Safety guardrails that matter
- Network policy: default deny egress; allow specific package mirrors only if needed.
- Resource quotas: strict CPU, memory, file descriptors, and process limits.
- Filesystem jail: path allowlist under /workspace; block writes elsewhere.
- Secrets hygiene: clear env vars; scan outputs to prevent leaking tokens or keys.
- Command allowlist: python, pytest, grep, sed, diff, patch; block apt, curl, ssh, and background daemons.
- Cost/time budgets: stop after N iterations or $ budget; surface partial progress with diffs.
Measure what matters
- Pass rate: percentage of tasks where all tests pass.
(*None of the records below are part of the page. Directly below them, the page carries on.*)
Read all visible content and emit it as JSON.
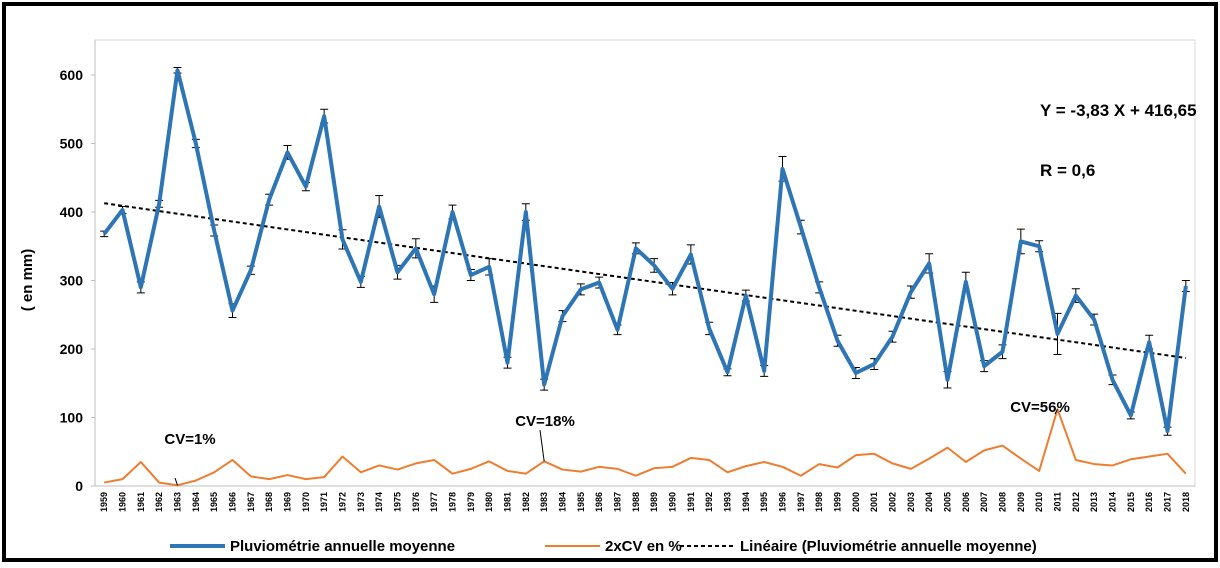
{
  "chart_data": {
    "type": "line",
    "ylabel": "( en mm)",
    "categories": [
      "1959",
      "1960",
      "1961",
      "1962",
      "1963",
      "1964",
      "1965",
      "1966",
      "1967",
      "1968",
      "1969",
      "1970",
      "1971",
      "1972",
      "1973",
      "1974",
      "1975",
      "1976",
      "1977",
      "1978",
      "1979",
      "1980",
      "1981",
      "1982",
      "1983",
      "1984",
      "1985",
      "1986",
      "1987",
      "1988",
      "1989",
      "1990",
      "1991",
      "1992",
      "1993",
      "1994",
      "1995",
      "1996",
      "1997",
      "1998",
      "1999",
      "2000",
      "2001",
      "2002",
      "2003",
      "2004",
      "2005",
      "2006",
      "2007",
      "2008",
      "2009",
      "2010",
      "2011",
      "2012",
      "2013",
      "2014",
      "2015",
      "2016",
      "2017",
      "2018"
    ],
    "series": [
      {
        "name": "Pluviométrie annuelle moyenne",
        "color": "#2e75b6",
        "values": [
          368,
          403,
          290,
          412,
          607,
          500,
          373,
          256,
          315,
          418,
          487,
          437,
          540,
          360,
          298,
          408,
          312,
          347,
          280,
          400,
          308,
          320,
          180,
          400,
          148,
          248,
          287,
          297,
          228,
          347,
          322,
          288,
          338,
          230,
          166,
          278,
          168,
          463,
          378,
          290,
          212,
          165,
          178,
          218,
          283,
          325,
          155,
          298,
          175,
          196,
          357,
          350,
          222,
          278,
          243,
          155,
          103,
          210,
          80,
          292
        ],
        "errors": [
          4,
          5,
          8,
          5,
          4,
          6,
          8,
          10,
          6,
          8,
          10,
          6,
          10,
          14,
          8,
          16,
          10,
          14,
          12,
          10,
          8,
          12,
          8,
          12,
          8,
          8,
          8,
          8,
          7,
          8,
          10,
          9,
          14,
          9,
          5,
          8,
          8,
          18,
          10,
          8,
          8,
          8,
          8,
          8,
          9,
          14,
          12,
          14,
          8,
          10,
          18,
          8,
          30,
          10,
          8,
          7,
          5,
          10,
          6,
          8
        ]
      },
      {
        "name": "2xCV en %",
        "color": "#ed7d31",
        "values": [
          5,
          10,
          35,
          5,
          1,
          8,
          20,
          38,
          14,
          10,
          16,
          10,
          13,
          43,
          20,
          30,
          24,
          33,
          38,
          18,
          25,
          36,
          22,
          18,
          36,
          24,
          21,
          28,
          25,
          15,
          26,
          28,
          41,
          38,
          20,
          29,
          35,
          28,
          15,
          32,
          27,
          45,
          47,
          33,
          25,
          40,
          56,
          35,
          52,
          59,
          40,
          22,
          112,
          38,
          32,
          30,
          39,
          43,
          47,
          18
        ]
      }
    ],
    "trend": {
      "name": "Linéaire (Pluviométrie annuelle moyenne)",
      "slope": -3.83,
      "intercept": 416.65,
      "color": "#000000"
    },
    "annotations": [
      "Y = -3,83 X + 416,65",
      "R = 0,6",
      "CV=1%",
      "CV=18%",
      "CV=56%"
    ],
    "ylim": [
      0,
      600
    ],
    "yticks": [
      0,
      100,
      200,
      300,
      400,
      500,
      600
    ],
    "grid": false
  }
}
- Time-to-green: median time from start to passing tests.
- Iterations per task and tool success rate.
- Token and compute cost per successful task.
- Reproducibility: same prompt, same repo, same result.
Where this shines
- Maintenance: fix bugs from failing tests; generate minimal patches with clear PR descriptions.
- Greenfield scaffolding: generate starter modules plus tests to lock behavior.
- Refactors: migrate to new APIs with tests guarding regressions.
- Porting: translate small utilities between languages with test parity.
Limitations (and fixes)
- Hallucinated APIs → require the agent to cite docs and compile a minimal proof before large changes.
- Flaky tests → pin versions and random seeds; re-run failed tests to confirm.
- Long loops → enforce tight timeouts and iteration caps; summarize aggressively.
Resources
- Background: Simon Willison on LLM coding agents — https://simonwillison.net/2026/Jul/2/llm-coding-agent
- Function calling & tool use (OpenAI) — https://platform.openai.com/docs/guides/function-calling
- Tool use (Anthropic Claude) — https://docs.anthropic.com/claude/docs/tool-use
- SWE-bench benchmark — https://www.swe-bench.com/
- Docker resource constraints — https://docs.docker.com/config/containers/resource_constraints/
- pytest docs — https://docs.pytest.org/
Takeaway: Treat tests as the contract, keep the agent boxed in, and measure time-to-green. That’s how you get a useful, safe coding agent—fast.